While it sounds intimidating, it’s not that bad. Intel said it is already partnering with DRM developers to create and distribute the updates needed for Alder Lake, implying that most DRM games will support the platform at launch. In addition, for many games, DRM is removed after they are hacked or run DRM-free, completely bypassing any issues.
From Intel FAQ section: “Are there any potential compatibility issues with Data Relationship Management (DRM) middleware?”
If your existing or future game uses DRM middleware, you can contact the middleware vendor to confirm that it supports hybrid architectures in general and the future Intel ADL platform in particular.
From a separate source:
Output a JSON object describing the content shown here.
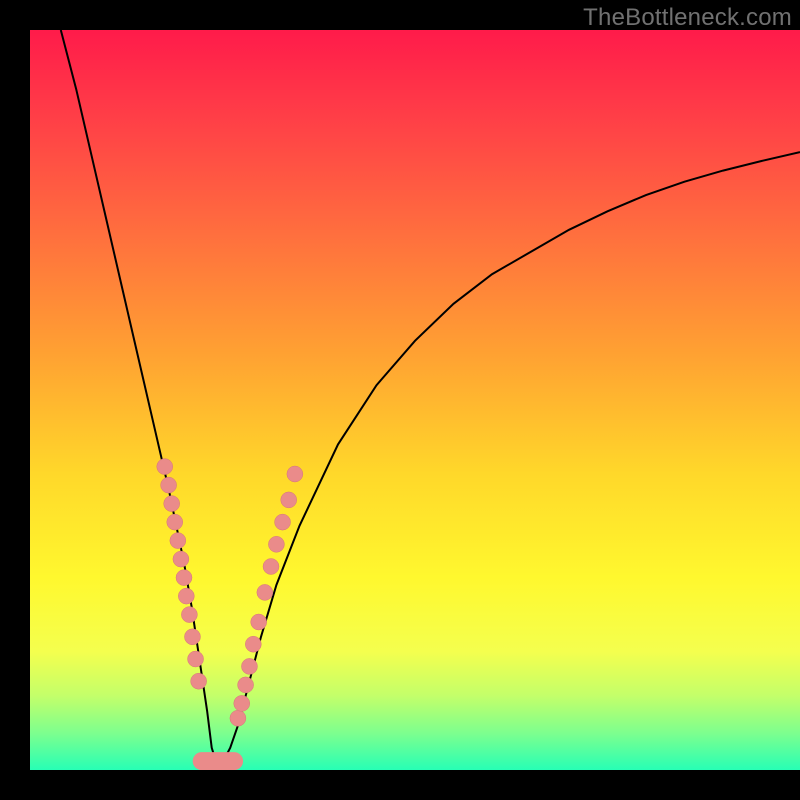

Due to the nature of modern DRM algorithms, it can use CPU detection and should be aware of upcoming hybrid platforms. Intel is working with leading DRM vendors like Denuvo to ensure their solutions support new platforms.
Unfortunately, poorly maintained DRM games may not be compatible with Alder Lake. Small games that are several years old are probably the most risky. Players may need to convince developers to update their games or remove DRM if Intel does not.
Intel made a good start by publishing a guide for their developers, but it is not yet known if they will support developers throughout the update process. If Intel takes responsibility for getting developers to optimize their games for Alder Lake, that might not be a problem.